Risk Likelihood is the probability/chance of a threat happening. The accurate rating and description for this table of risk likelihood can be obtained from your risk management team. It is preferred to be rated on a 1 to 5 level scale whereby 5 is the shortest duration of say, once in every 3 to 6 months.
Risk Rating (Col 12)
Risk Rating is the product of Risk Likelihood (multiplied) with the Highest-Impact Rating. It represents the overall Risk Rating of a threat to the organisation taking into consideration the Risk Likelihood of the threat occurring and its Risk Impact. Refer to Sample Risk Ratings and Risk Levels.
Risk Rating is the result of the multiplication of the assigned value for Risk Likelihood against the assigned value of the Highest Risk Impact. The result is the Risk Rating of an individual threat.
Risk Level (Col 13)
This is the perceived level of risk to the business unit as assessed against each identified threat. A sample of risk ratings and their corresponding risk levels is attached in Sample Risk Ratings and Risk Levels. Enter the value as Very Low, Low, Medium, High, Very High.

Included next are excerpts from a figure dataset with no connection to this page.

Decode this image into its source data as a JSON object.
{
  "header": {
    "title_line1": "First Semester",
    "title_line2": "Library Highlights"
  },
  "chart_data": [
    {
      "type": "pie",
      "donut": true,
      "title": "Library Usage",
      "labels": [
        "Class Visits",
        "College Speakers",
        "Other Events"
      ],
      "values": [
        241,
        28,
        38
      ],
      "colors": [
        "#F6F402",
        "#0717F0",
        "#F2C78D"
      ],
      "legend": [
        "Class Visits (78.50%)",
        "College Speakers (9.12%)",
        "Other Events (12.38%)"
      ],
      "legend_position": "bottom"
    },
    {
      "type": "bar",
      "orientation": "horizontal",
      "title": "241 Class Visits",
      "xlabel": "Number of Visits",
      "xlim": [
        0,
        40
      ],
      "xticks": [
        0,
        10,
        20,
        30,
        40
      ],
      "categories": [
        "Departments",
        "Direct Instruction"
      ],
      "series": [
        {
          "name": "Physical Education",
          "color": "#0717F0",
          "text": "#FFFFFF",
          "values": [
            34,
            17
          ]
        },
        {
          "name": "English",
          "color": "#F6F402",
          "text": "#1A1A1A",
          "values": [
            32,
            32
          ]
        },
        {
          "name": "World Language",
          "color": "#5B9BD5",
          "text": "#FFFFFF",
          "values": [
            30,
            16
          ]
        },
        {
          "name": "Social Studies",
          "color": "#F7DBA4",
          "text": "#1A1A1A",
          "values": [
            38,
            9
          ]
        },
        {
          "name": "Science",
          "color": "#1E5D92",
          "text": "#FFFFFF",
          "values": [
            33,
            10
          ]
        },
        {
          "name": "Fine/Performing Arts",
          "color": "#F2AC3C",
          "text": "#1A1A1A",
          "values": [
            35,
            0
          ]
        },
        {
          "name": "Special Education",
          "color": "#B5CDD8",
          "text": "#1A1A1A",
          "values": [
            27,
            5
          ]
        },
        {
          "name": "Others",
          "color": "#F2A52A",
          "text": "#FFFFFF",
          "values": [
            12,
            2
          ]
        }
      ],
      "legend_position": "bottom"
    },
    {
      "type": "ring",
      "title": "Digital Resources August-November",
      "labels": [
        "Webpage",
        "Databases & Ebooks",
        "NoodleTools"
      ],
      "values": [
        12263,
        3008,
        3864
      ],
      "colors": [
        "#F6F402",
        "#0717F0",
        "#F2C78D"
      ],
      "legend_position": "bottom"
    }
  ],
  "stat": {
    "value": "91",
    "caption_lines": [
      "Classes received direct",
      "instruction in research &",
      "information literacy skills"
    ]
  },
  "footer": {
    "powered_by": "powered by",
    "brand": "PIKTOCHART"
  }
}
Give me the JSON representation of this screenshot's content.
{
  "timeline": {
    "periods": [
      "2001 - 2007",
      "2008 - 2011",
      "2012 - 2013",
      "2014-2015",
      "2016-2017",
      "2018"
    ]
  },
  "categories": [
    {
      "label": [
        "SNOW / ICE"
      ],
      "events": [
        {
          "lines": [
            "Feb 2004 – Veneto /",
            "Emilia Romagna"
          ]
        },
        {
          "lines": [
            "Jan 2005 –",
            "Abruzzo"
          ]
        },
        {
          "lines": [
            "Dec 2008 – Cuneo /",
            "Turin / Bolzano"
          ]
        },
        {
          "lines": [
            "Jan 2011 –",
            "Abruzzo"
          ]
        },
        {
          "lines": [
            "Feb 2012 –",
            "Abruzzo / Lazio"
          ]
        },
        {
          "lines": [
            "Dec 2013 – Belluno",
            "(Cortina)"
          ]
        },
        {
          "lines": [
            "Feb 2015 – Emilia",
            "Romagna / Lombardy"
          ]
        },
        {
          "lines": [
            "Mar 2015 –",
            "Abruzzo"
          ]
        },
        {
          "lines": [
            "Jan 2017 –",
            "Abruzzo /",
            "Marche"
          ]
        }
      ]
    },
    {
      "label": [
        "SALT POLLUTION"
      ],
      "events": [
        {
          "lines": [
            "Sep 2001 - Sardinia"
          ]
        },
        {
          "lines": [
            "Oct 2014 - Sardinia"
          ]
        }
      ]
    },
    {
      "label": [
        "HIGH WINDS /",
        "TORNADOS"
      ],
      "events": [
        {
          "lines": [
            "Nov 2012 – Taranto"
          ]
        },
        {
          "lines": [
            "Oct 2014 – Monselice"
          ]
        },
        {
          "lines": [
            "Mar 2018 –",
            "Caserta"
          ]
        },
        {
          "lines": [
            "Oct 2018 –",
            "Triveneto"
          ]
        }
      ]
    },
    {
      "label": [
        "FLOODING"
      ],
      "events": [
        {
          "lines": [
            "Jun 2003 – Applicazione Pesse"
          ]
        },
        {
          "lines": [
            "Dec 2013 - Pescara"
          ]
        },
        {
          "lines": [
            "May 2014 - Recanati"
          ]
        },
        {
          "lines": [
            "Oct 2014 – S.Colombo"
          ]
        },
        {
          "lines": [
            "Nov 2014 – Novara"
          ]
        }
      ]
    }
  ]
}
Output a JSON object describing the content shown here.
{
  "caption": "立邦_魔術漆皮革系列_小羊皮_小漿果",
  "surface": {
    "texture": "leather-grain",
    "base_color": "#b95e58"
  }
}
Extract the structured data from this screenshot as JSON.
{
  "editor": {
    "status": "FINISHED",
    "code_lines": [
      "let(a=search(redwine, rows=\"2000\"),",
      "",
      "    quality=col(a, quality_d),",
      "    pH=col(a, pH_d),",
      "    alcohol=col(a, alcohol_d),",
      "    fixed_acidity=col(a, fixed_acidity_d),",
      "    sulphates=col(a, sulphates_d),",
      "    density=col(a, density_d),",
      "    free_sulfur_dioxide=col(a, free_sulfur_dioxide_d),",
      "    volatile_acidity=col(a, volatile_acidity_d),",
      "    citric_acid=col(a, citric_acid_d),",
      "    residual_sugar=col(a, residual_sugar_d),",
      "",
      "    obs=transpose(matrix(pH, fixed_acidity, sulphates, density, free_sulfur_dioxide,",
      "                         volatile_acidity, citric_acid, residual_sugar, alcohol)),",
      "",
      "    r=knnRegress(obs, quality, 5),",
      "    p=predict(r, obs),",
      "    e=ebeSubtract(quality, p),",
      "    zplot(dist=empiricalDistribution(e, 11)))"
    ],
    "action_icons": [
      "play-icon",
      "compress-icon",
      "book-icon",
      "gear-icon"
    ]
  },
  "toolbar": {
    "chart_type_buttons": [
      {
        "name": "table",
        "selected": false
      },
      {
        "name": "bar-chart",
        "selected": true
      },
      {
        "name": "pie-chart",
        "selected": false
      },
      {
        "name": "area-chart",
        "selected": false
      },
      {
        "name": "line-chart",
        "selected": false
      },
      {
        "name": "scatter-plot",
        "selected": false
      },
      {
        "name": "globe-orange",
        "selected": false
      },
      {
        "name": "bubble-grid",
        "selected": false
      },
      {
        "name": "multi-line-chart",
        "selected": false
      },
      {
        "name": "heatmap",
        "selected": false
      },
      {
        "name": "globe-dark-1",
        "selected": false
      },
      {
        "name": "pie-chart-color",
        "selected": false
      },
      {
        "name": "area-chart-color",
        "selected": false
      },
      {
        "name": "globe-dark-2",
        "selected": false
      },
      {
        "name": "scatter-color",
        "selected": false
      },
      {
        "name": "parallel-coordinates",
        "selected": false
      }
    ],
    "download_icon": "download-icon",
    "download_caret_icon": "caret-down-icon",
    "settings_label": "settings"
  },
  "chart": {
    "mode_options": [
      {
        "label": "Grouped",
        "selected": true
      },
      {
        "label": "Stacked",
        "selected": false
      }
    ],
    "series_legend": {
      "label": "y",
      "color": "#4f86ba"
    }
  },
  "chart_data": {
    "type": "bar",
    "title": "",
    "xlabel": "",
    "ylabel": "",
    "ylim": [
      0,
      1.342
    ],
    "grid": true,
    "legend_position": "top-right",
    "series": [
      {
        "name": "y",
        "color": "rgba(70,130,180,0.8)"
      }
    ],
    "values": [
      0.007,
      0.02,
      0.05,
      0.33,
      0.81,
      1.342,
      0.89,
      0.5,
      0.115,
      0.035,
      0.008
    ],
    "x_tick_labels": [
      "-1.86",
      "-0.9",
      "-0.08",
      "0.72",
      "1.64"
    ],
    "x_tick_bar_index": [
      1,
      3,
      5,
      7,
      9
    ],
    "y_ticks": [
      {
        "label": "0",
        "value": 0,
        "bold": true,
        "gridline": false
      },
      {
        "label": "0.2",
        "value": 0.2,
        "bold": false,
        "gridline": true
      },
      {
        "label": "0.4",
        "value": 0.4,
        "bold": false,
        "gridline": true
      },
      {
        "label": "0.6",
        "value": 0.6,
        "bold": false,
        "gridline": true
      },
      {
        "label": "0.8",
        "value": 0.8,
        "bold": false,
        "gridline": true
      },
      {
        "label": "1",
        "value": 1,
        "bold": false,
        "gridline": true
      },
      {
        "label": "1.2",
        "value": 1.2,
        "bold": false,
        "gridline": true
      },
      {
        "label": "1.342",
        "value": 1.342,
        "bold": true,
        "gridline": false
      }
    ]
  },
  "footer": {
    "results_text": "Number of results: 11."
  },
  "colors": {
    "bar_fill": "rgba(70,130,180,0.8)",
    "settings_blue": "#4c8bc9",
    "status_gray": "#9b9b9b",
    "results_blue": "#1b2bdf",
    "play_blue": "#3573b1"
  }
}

Risk Level is the overall level of assessed risk for an individual threat to the organization
Expected Period of Disruption (Col 14)
This is an expected period of disruption (hours or days) resulting from the exposure of the (unmitigated) residual risk of the identified threat after taking into consideration the existing controls. In this time duration, the organisation’s operations are disrupted, or access to the primary location is denied.
- Expected Period of Disruption is the expected residual disruption resulting from each identified threat, taking into consideration existing controls.
- The period of disruption is an estimated duration during which the organization’s operations are disrupted (operationally), or access to the primary location is denied (infrastructure).
- For example, if the Expected Period of Disruption for any given threat is stated as 5 days, the organization will be disrupted for that amount of time.
Instruction to BL-CM or BL-CC Participant
The section is for participants attending the BL-CM or CC Module 2 Session 1 facilitated workshop, this is the additional instruction to complete your Crisis Risk Assessment assignment.
- Transfer the threats/ crisis scenarios from Part 2 to Part 3 to continue the next part of the assignment.
- Refer to M2-S1 course instruction for related tables for referencing
- Refer to CRA 3-1 for Risk Impact Descriptor to complete the "Risk Impact Area".
- Insert the risk rating of "1" to "5" into one of the seven "Risk Impact Area."
- If you have selected the maximum of say "4" twice in two of the seven "Risk Impact Area", select the risk impact area you are most to weigh higher than the other.
- Proceed to insert the name chosen e.g. "Financial" from one of the "Risk Impact Areas" as the "Highest Numeric Score" entry.
- Refer to CRA 3-2 Risk Level Descriptor for:
- Risk Likelihood: Select "1" to "5" based on the frequency and input as an entry into the column "Risk Likelihood."
- Risk Rating is "Risk Impact" taking the "Highest Numeric Score" multiplied by the "Risk Likelihood" score.** Refer to the Risk Rating and Risk Level table.
- This is where you will insert the threat into this table for management presentation.